Given the Academy’s selection of students, it is rare that one narrow cluster of symptoms or one formal psychiatric “disorder” makes adequate sense of students’ many presenting problems. Medications usually have already been tried and have failed (alone) to remedy our students’ broadly-based troubles–at school, at home and socially.  A global array of problems points to a deeper developmental source for surface symptoms, misbehaviors and repetitive failures.  A delayed maturation usually has caused an underlying immaturity relative to age peers, and, despite unusual talent and intelligence, an MA student usually has struggled to meet the challenges of a modern adolescence with the unsound approach of a younger child.

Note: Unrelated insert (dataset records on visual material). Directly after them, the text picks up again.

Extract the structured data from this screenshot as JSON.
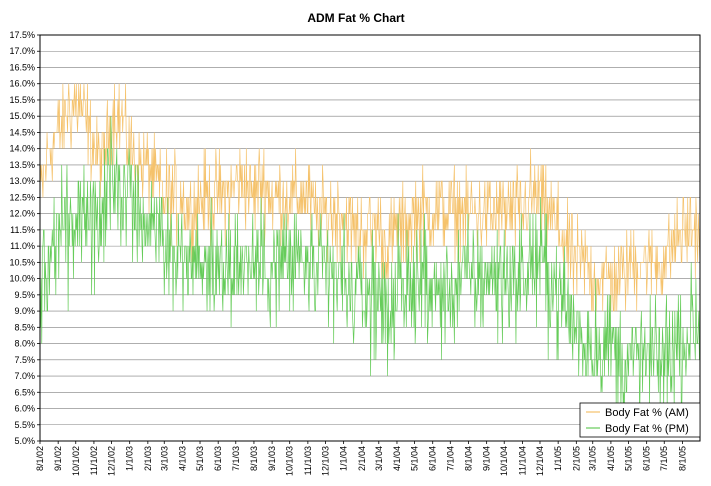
{
  "chart_data": {
    "type": "line",
    "title": "ADM Fat % Chart",
    "xlabel": "",
    "ylabel": "",
    "ylim": [
      5.0,
      17.5
    ],
    "y_ticks": [
      "5.0%",
      "5.5%",
      "6.0%",
      "6.5%",
      "7.0%",
      "7.5%",
      "8.0%",
      "8.5%",
      "9.0%",
      "9.5%",
      "10.0%",
      "10.5%",
      "11.0%",
      "11.5%",
      "12.0%",
      "12.5%",
      "13.0%",
      "13.5%",
      "14.0%",
      "14.5%",
      "15.0%",
      "15.5%",
      "16.0%",
      "16.5%",
      "17.0%",
      "17.5%"
    ],
    "x_ticks": [
      "8/1/02",
      "9/1/02",
      "10/1/02",
      "11/1/02",
      "12/1/02",
      "1/1/03",
      "2/1/03",
      "3/1/03",
      "4/1/03",
      "5/1/03",
      "6/1/03",
      "7/1/03",
      "8/1/03",
      "9/1/03",
      "10/1/03",
      "11/1/03",
      "12/1/03",
      "1/1/04",
      "2/1/04",
      "3/1/04",
      "4/1/04",
      "5/1/04",
      "6/1/04",
      "7/1/04",
      "8/1/04",
      "9/1/04",
      "10/1/04",
      "11/1/04",
      "12/1/04",
      "1/1/05",
      "2/1/05",
      "3/1/05",
      "4/1/05",
      "5/1/05",
      "6/1/05",
      "7/1/05",
      "8/1/05"
    ],
    "x_range": [
      "8/1/02",
      "8/31/05"
    ],
    "grid": true,
    "legend_position": "bottom-right",
    "series": [
      {
        "name": "Body Fat % (AM)",
        "color": "#f5c26b",
        "points": [
          [
            "8/1/02",
            12.5
          ],
          [
            "8/15/02",
            14.0
          ],
          [
            "9/1/02",
            14.5
          ],
          [
            "9/15/02",
            15.0
          ],
          [
            "10/1/02",
            15.5
          ],
          [
            "10/15/02",
            15.0
          ],
          [
            "11/1/02",
            14.0
          ],
          [
            "11/15/02",
            13.5
          ],
          [
            "12/1/02",
            15.0
          ],
          [
            "12/15/02",
            15.0
          ],
          [
            "1/1/03",
            14.0
          ],
          [
            "1/15/03",
            13.5
          ],
          [
            "2/1/03",
            13.5
          ],
          [
            "2/15/03",
            13.0
          ],
          [
            "3/1/03",
            12.5
          ],
          [
            "3/15/03",
            12.5
          ],
          [
            "4/1/03",
            12.5
          ],
          [
            "4/15/03",
            12.0
          ],
          [
            "5/1/03",
            12.5
          ],
          [
            "5/15/03",
            12.5
          ],
          [
            "6/1/03",
            12.5
          ],
          [
            "6/15/03",
            12.5
          ],
          [
            "7/1/03",
            13.0
          ],
          [
            "7/15/03",
            13.0
          ],
          [
            "8/1/03",
            12.5
          ],
          [
            "8/15/03",
            13.0
          ],
          [
            "9/1/03",
            12.5
          ],
          [
            "9/15/03",
            12.5
          ],
          [
            "10/1/03",
            12.5
          ],
          [
            "10/15/03",
            12.5
          ],
          [
            "11/1/03",
            12.5
          ],
          [
            "11/15/03",
            12.0
          ],
          [
            "12/1/03",
            12.0
          ],
          [
            "12/15/03",
            12.0
          ],
          [
            "1/1/04",
            12.0
          ],
          [
            "1/15/04",
            11.5
          ],
          [
            "2/1/04",
            11.5
          ],
          [
            "2/15/04",
            11.5
          ],
          [
            "3/1/04",
            11.5
          ],
          [
            "3/15/04",
            11.0
          ],
          [
            "4/1/04",
            11.5
          ],
          [
            "4/15/04",
            11.5
          ],
          [
            "5/1/04",
            12.0
          ],
          [
            "5/15/04",
            12.0
          ],
          [
            "6/1/04",
            12.0
          ],
          [
            "6/15/04",
            12.0
          ],
          [
            "7/1/04",
            12.0
          ],
          [
            "7/15/04",
            12.0
          ],
          [
            "8/1/04",
            12.0
          ],
          [
            "8/15/04",
            12.0
          ],
          [
            "9/1/04",
            12.0
          ],
          [
            "9/15/04",
            12.0
          ],
          [
            "10/1/04",
            12.0
          ],
          [
            "10/15/04",
            12.0
          ],
          [
            "11/1/04",
            12.0
          ],
          [
            "11/15/04",
            12.5
          ],
          [
            "12/1/04",
            12.5
          ],
          [
            "12/15/04",
            12.0
          ],
          [
            "1/1/05",
            11.5
          ],
          [
            "1/15/05",
            11.0
          ],
          [
            "2/1/05",
            10.5
          ],
          [
            "2/15/05",
            10.5
          ],
          [
            "3/1/05",
            10.0
          ],
          [
            "3/15/05",
            10.0
          ],
          [
            "4/1/05",
            10.0
          ],
          [
            "4/15/05",
            10.0
          ],
          [
            "5/1/05",
            10.5
          ],
          [
            "5/15/05",
            10.5
          ],
          [
            "6/1/05",
            10.5
          ],
          [
            "6/15/05",
            10.5
          ],
          [
            "7/1/05",
            10.5
          ],
          [
            "7/15/05",
            11.0
          ],
          [
            "8/1/05",
            11.5
          ],
          [
            "8/15/05",
            11.5
          ],
          [
            "8/31/05",
            11.5
          ]
        ],
        "noise": 0.8
      },
      {
        "name": "Body Fat % (PM)",
        "color": "#66cc5a",
        "points": [
          [
            "8/1/02",
            9.5
          ],
          [
            "8/15/02",
            10.5
          ],
          [
            "9/1/02",
            11.5
          ],
          [
            "9/15/02",
            11.5
          ],
          [
            "10/1/02",
            12.0
          ],
          [
            "10/15/02",
            12.0
          ],
          [
            "11/1/02",
            11.5
          ],
          [
            "11/15/02",
            12.0
          ],
          [
            "12/1/02",
            13.0
          ],
          [
            "12/15/02",
            13.0
          ],
          [
            "1/1/03",
            12.5
          ],
          [
            "1/15/03",
            12.0
          ],
          [
            "2/1/03",
            12.0
          ],
          [
            "2/15/03",
            11.5
          ],
          [
            "3/1/03",
            11.0
          ],
          [
            "3/15/03",
            11.0
          ],
          [
            "4/1/03",
            10.5
          ],
          [
            "4/15/03",
            10.5
          ],
          [
            "5/1/03",
            10.5
          ],
          [
            "5/15/03",
            10.5
          ],
          [
            "6/1/03",
            10.5
          ],
          [
            "6/15/03",
            10.5
          ],
          [
            "7/1/03",
            10.5
          ],
          [
            "7/15/03",
            10.5
          ],
          [
            "8/1/03",
            10.5
          ],
          [
            "8/15/03",
            10.5
          ],
          [
            "9/1/03",
            10.5
          ],
          [
            "9/15/03",
            10.5
          ],
          [
            "10/1/03",
            10.5
          ],
          [
            "10/15/03",
            10.5
          ],
          [
            "11/1/03",
            10.5
          ],
          [
            "11/15/03",
            10.0
          ],
          [
            "12/1/03",
            10.0
          ],
          [
            "12/15/03",
            10.0
          ],
          [
            "1/1/04",
            10.0
          ],
          [
            "1/15/04",
            9.5
          ],
          [
            "2/1/04",
            9.5
          ],
          [
            "2/15/04",
            9.5
          ],
          [
            "3/1/04",
            9.5
          ],
          [
            "3/15/04",
            9.0
          ],
          [
            "4/1/04",
            9.5
          ],
          [
            "4/15/04",
            9.5
          ],
          [
            "5/1/04",
            10.0
          ],
          [
            "5/15/04",
            10.0
          ],
          [
            "6/1/04",
            9.5
          ],
          [
            "6/15/04",
            9.5
          ],
          [
            "7/1/04",
            9.5
          ],
          [
            "7/15/04",
            10.0
          ],
          [
            "8/1/04",
            10.0
          ],
          [
            "8/15/04",
            10.0
          ],
          [
            "9/1/04",
            10.0
          ],
          [
            "9/15/04",
            10.0
          ],
          [
            "10/1/04",
            10.0
          ],
          [
            "10/15/04",
            10.0
          ],
          [
            "11/1/04",
            10.0
          ],
          [
            "11/15/04",
            10.5
          ],
          [
            "12/1/04",
            10.5
          ],
          [
            "12/15/04",
            10.0
          ],
          [
            "1/1/05",
            9.5
          ],
          [
            "1/15/05",
            9.0
          ],
          [
            "2/1/05",
            8.5
          ],
          [
            "2/15/05",
            8.0
          ],
          [
            "3/1/05",
            8.0
          ],
          [
            "3/15/05",
            8.0
          ],
          [
            "4/1/05",
            8.0
          ],
          [
            "4/15/05",
            7.5
          ],
          [
            "5/1/05",
            7.5
          ],
          [
            "5/15/05",
            7.5
          ],
          [
            "6/1/05",
            7.5
          ],
          [
            "6/15/05",
            7.5
          ],
          [
            "7/1/05",
            7.5
          ],
          [
            "7/15/05",
            8.0
          ],
          [
            "8/1/05",
            8.0
          ],
          [
            "8/15/05",
            8.5
          ],
          [
            "8/31/05",
            8.5
          ]
        ],
        "noise": 1.1
      }
    ]
  }
}
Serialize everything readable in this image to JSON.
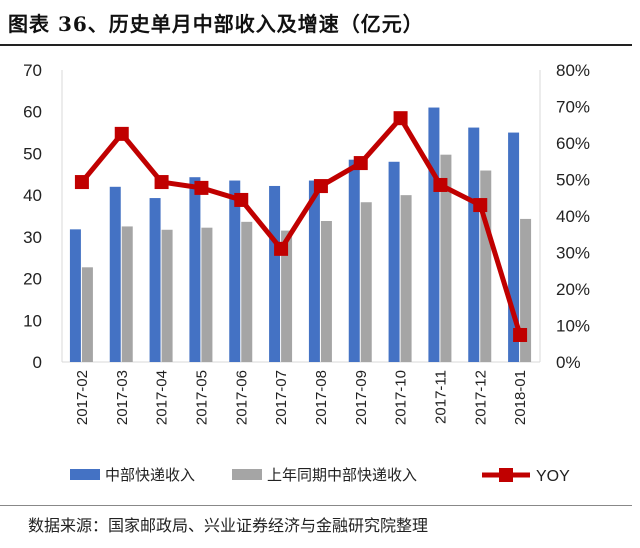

To help entering students with these problems, then, requires a dual focus: first (a) upon the obstacles that have derailed psychological development ; and second (b) upon immaturity itself.  Clinical help must address both dimensions, and treatment failures often result from a therapeutic preoccupation with symptoms (e.g., prescribed medications to address a deflated mood) without a concomitant effort to restore developmental momentum.  The remedy must have both goals: (a) to remove or mitigate obstacles to maturity–a task that often requires clinical expertise; and (b) to encourage and prod a stuck teenager to get on with growing up.  The wanted outcome, then, is not just symptom relief, but also a shift in maturity–and so a new psychological approach to the challenges of adolescence.